Auditorias pelo controle externo: uma alternativa para a crise do sistema prisional
Cláudia Fernanda de Oliveira Pereira*
O país está alarmado com a crise do sistema prisional brasileiro, que registrou a morte de mais de 100 presos nos estados do AM, de RR e do RN, em menos de um mês. Além desses, registraram-se confrontos, rebeliões e/ou fugas na BA, em SC e em RO, no mesmo período.
Em razão desses graves fatos, o Conselho Nacional de Procuradores-Gerais de Contas (CNPGC), entidade que reúne procuradores-gerais de Contas (PGCs) do país (membros do Ministério Público de Contas que atuam perante o controle externo), reuniu-se e deliberou por adotar as seguintes estratégias de atuação: uma regional e outra nacional.
A primeira consistiu em uma ação concertada, que contou, inicialmente, com a participação dos ministérios públicos de Contas das regiões Norte, Centro Oeste e Nordeste, que protocolaram, por seus procuradores-gerais de Contas, simultaneamente, representações junto aos tribunais de Contas de seus estados, a fim de que sejam feitas auditorias, do tipo operacionais/de desempenho e de conformidade/legalidade, buscando refletir os principais dados relacionados com os sistemas prisionais respectivos, tais como estrutura e custos com material e pessoal/gestão, dentre outros. Posteriormente, a essa estratégia aderiram os estados da região Sul, cobrindo, desse modo, todas as reuniões que registraram focos de conflitos. Totalizaram-se, assim, 20 pedidos para a realização de auditorias.
Com essa ação, visa-se, pela primeira vez, tratar o tema auditado pelo controle externo, não apenas de forma pontual e local, mas regional, porque entendem os procuradores-gerais do Ministério Público de Contas que, nesta temática, o problema revelado não possui fronteiras e será mais eficientemente abordado, se as soluções englobarem a realidade de toda a região. Ao final, espera-se que os dados coletados sejam compartilhados e correlacionados entre si, tudo de modo a construir um ambiente totalmente voltado para a melhoria da gestão, do controle dos gastos e das receitas, que envolvem o sistema, e, de conseguinte, das políticas públicas, responsáveis por tratar a questão, inclusive, de forma preventiva e pós-repressiva.
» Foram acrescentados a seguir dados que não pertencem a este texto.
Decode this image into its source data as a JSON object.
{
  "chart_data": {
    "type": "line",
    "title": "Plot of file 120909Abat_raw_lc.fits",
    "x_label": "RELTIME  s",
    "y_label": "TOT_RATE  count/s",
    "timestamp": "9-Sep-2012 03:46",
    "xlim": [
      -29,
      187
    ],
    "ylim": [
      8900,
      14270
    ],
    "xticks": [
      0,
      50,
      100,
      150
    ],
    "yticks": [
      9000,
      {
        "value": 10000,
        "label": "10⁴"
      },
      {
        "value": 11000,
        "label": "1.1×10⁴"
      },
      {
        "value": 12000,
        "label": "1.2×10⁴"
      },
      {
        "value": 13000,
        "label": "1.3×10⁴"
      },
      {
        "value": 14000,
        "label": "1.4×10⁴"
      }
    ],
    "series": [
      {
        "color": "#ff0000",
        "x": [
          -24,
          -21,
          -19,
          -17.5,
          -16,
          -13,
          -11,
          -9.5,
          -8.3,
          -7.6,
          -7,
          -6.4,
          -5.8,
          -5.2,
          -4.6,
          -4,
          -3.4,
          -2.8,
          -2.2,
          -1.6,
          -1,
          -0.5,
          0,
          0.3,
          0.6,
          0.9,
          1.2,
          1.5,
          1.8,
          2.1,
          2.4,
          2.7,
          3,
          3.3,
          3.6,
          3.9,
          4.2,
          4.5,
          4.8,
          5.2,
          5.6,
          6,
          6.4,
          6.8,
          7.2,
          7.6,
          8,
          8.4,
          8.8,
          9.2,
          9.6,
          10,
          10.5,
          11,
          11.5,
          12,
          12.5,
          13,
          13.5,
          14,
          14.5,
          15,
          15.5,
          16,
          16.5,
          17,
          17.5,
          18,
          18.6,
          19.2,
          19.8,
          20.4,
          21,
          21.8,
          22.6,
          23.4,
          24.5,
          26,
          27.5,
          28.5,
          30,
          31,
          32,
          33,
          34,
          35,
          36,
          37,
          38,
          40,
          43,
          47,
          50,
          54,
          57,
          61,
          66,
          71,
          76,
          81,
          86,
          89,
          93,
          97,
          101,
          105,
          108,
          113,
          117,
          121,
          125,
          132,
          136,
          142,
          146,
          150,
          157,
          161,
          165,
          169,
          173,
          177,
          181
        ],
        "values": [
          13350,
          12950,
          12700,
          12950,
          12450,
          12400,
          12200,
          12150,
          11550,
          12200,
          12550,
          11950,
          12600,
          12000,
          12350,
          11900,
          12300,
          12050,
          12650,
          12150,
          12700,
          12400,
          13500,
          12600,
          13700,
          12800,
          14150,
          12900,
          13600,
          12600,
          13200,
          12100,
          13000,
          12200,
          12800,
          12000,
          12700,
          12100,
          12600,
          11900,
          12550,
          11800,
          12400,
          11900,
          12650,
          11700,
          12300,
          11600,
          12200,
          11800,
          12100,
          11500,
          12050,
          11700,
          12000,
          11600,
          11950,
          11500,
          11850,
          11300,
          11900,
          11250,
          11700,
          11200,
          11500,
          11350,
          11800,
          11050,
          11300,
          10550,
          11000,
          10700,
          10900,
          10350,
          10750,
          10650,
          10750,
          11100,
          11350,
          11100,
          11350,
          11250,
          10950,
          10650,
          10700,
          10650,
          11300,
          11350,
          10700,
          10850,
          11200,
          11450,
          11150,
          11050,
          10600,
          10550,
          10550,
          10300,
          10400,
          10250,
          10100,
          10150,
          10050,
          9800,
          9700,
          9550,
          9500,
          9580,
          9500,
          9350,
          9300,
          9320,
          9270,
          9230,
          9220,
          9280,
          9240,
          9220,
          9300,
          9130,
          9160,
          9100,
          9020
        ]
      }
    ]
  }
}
A segunda estratégia consistiu em enviar representação ao Tribunal de Contas da União, conclamando aquela corte a fazer auditoria integrada, a partir de estratégias que trespassem a análise federal da questão, rumo a uma abordagem nacional, visando, igualmente, a melhoria do sistema como um todo e a adoção de padrões mínimos de segurança, controle e fiscalização, respeitando-se o pacto federativo constitucional.
As ações lograram adesões importantes. Nos âmbitos regionais, vários TCs já se engajaram. Na região Norte, busca-se, inclusive, a adoção de padrões mínimos para a realização dessas auditorias, facilitando a comunicação entre todos e buscando resultados homogêneos. No TCU, o ministro presidente defendeu a competência da corte, seguido pela ministra relatora dos assuntos da pasta do Ministério da Justiça. A Associação dos Membros dos Tribunais de Contas (Atricon), igualmente aquiesceu à iniciativa e recomendou aos tribunais de Contas que se empenhem, imediatamente, na realização dessas auditorias.
A expectativa, portanto, é positiva, com a previsão de conclusão dessa etapa no primeiro semestre de 2017.
Se é certo, como decidiu o STF na ADPF 347, que o “estado de coisas inconstitucional” do sistema carcerário brasileiro deve ser enfrentado não apenas por um órgão, mas, sim, pela pluralidade deles, o controle externo, a cargo dos tribunais de Contas, não pode afastar-se da discussão e deverá, assim, nos termos do artigo 70 da Constituição Federal, prestar sua relevante contribuição para o enfrentamento da crise que está posta.
*Cláudia Fernanda de Oliveira Pereira é procuradora do Ministério Público de Contas do Distrito Federal, mestre em Direito Público pela UnB e doutoranda em Direito Sanitário pela Universidade Pública de Navarra (Espanha). É presidente do Conselho Nacional de Procuradores-Gerais de Contas e associada do MPD.
Este artigo foi originalmente publicado no Conjur.